Last offered: Winter 2015 | UG Reqs: WAY-CE

TAPS 103: Beginning Improvising

The improvisational theater techniques that teach spontaneity, cooperation, team building, and rapid problem solving, emphasizing common sense, attention to reality, and helping your partner. Based on TheatreSports by Keith Johnstone. Readings, papers, and attendance at performances of improvisational theater. Limited enrollment. Improv, Improvisation, creativity and creative expression.
Terms: Aut, Win, Spr | Units: 3 | UG Reqs: WAY-CE

TAPS 112: Creative Expression: Musical Theater (MUSIC 112)

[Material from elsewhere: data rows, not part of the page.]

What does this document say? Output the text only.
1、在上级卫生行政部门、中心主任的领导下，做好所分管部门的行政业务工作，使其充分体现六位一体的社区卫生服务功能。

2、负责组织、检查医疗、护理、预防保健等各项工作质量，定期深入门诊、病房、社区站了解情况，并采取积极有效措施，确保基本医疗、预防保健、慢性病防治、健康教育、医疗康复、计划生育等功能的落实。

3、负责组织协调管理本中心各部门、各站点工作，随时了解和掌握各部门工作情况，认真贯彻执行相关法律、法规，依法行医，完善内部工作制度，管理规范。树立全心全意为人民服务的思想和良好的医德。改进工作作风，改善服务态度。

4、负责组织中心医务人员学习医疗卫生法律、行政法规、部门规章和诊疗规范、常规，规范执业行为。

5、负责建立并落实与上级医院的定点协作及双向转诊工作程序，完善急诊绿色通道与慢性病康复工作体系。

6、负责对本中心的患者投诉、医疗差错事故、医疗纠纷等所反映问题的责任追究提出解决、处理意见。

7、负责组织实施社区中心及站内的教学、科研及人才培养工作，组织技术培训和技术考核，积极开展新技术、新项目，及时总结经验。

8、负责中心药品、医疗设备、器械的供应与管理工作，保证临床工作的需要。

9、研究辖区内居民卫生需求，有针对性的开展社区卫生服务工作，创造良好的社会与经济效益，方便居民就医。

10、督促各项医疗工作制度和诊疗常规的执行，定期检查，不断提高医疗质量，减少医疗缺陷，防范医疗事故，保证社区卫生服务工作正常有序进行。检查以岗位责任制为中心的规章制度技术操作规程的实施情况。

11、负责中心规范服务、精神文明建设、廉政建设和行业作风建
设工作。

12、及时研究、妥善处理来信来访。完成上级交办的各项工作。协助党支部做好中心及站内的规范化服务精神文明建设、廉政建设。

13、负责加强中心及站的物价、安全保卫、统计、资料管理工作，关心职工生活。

Students begin to create pieces that are fresh and innovative forms of musical theater that do not necessarily appeal to specifically popular audiences but perhaps to audiences more associated with high art, opera, or even contemporary independent music. Musical theater is an untapped resource of potential artistic innovation and has unfortunately become stuck in an ideal of universal accessibility. In present popular culture and the culture of contemporary art forms, musical theater almost exclusively refers to popular productions such as Phantom of the Opera, Rent, Wicked, Jesus Christ Superstar. Although excellent pieces of art in their own way, both dramaturgically and in their ability to evoke emotion through catchy melodies, for the most part each of them have their basis in popular and traditional musical idioms and theatrical forms, seldom exploring more advanced or avant-garde and experimental compositional and theatrical techniques.
Last offered: Winter 2014 | UG Reqs: WAY-CE

TAPS 113: Creative Expression: Directing the Musical

This course would teach conductors, composers, sound engineers and directors what to consider when directing the music for a musical theater production. Students would learn to efficiently schedule and conduct rehearsals, create legible scores and parts, make a checklist for all the required nuances ie: Music stands, stand lights, stools etc. Additionally, it is evident that musicians, theater artists, dancers, lighting designers, costume designers and scenic designers all have very different cultures in the way they operate: punctuality, preparation, warm ups, expectations etc. In order to have a smooth and successful working relationship with all of these important members of a theatrical production, a musical director must understand these cultures and how to communicate with them using a language they all understand.